Through the Botanical Society of Goa, Braganza has also been instrumental in organising the Konkan Fruit Festival and the Festival of Plants & Flowers that is held at St Xavier’s school in Siolim every year. These fests aim to promote local fruits and through it, the local traditions and delicacies in making jams and juices. He avers, “Organic farming is based on the principle of doing what was traditionally done and by using innovation and scientific methods increase productivity and quality.” He explains, “In 2001, we worked with kokum. Today, it is exported to USA as a health drink. Earlier the price was Rs 30-35 a kilo, now it’s gone up to Rs 120 a kilo making it economical to process. This has also led to innovations with kokum wines being introduced in the market. This year, jackfruit was introduced at the Biofach Fest in Germany for the first time as a vegan alternative to meat.”
Farming is slowly gaining prominence and is perceived as an employment and income generator. As Braganza rightly points out, “Goa’s development model has too many vested interests. There is a lot of money to be made in construction and brokering and unfortunately money is king these days. But if we see potential in farming, there is hope for a green Goa.” Offering a novel solution to the mining impasse, he suggests, “Mining addicts need to join farming! An excellent example in the Codli mines area is that of N V Eco Farm, set up by Mahesh Patil – an existing proof of the possibility of what can be done.” Citing the example of China in bench terrace farming, he adds, “Mines can be an eco tourism spot and can be a lucrative proposition with the right vision and effort. Besides, mine lease holders also have surface rights making it easier to develop for tourism.”

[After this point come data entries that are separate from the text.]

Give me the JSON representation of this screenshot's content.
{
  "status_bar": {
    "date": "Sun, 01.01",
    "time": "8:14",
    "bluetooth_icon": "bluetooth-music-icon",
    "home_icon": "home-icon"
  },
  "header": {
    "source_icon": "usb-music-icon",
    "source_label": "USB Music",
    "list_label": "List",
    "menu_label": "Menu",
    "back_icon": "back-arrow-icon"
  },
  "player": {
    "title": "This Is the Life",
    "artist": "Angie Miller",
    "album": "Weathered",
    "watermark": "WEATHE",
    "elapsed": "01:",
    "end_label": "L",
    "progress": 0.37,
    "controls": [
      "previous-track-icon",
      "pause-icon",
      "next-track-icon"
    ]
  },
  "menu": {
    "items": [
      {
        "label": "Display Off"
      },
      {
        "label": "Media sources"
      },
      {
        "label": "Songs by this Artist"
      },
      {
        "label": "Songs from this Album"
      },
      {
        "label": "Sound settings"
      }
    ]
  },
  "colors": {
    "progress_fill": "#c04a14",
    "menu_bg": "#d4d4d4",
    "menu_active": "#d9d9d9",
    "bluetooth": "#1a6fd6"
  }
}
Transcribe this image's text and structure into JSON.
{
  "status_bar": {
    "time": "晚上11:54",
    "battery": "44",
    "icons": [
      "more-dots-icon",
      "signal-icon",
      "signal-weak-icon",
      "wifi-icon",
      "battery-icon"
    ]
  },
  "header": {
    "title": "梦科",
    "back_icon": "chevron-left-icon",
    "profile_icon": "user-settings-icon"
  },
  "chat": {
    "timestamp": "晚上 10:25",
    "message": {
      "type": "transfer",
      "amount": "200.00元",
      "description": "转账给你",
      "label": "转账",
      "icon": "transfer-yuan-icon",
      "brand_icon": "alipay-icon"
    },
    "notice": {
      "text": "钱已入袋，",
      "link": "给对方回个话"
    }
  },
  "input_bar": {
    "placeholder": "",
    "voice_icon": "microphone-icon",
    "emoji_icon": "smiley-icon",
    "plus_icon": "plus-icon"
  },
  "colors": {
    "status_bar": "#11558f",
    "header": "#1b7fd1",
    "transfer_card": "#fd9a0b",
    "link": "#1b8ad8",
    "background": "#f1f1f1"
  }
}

Braganza is pragmatic and hopeful for the future. Happy that a number of schools have agriculture as a course, he comments, “Especially government schools have found it useful in getting 100% pass percentage. These are soft skills that help students develop entrepreneurial skills and venture to begin working on their own.” Through competitions conducted by the Botanical Society of Goa that reward and recognise home growers of organic vegetables, an increasing number of people are joining the ever growing organic farming family.
Braganza confesses with a chuckle, “I am an innovator at heart. The only two areas that have sustained or remained a constant in my life - marriage and the Botanical Society.” On a positive note, he concludes, “Youngsters are the way forward and role models for the next generation. We need to hand over the baton to them. I am confident they will do better than us.”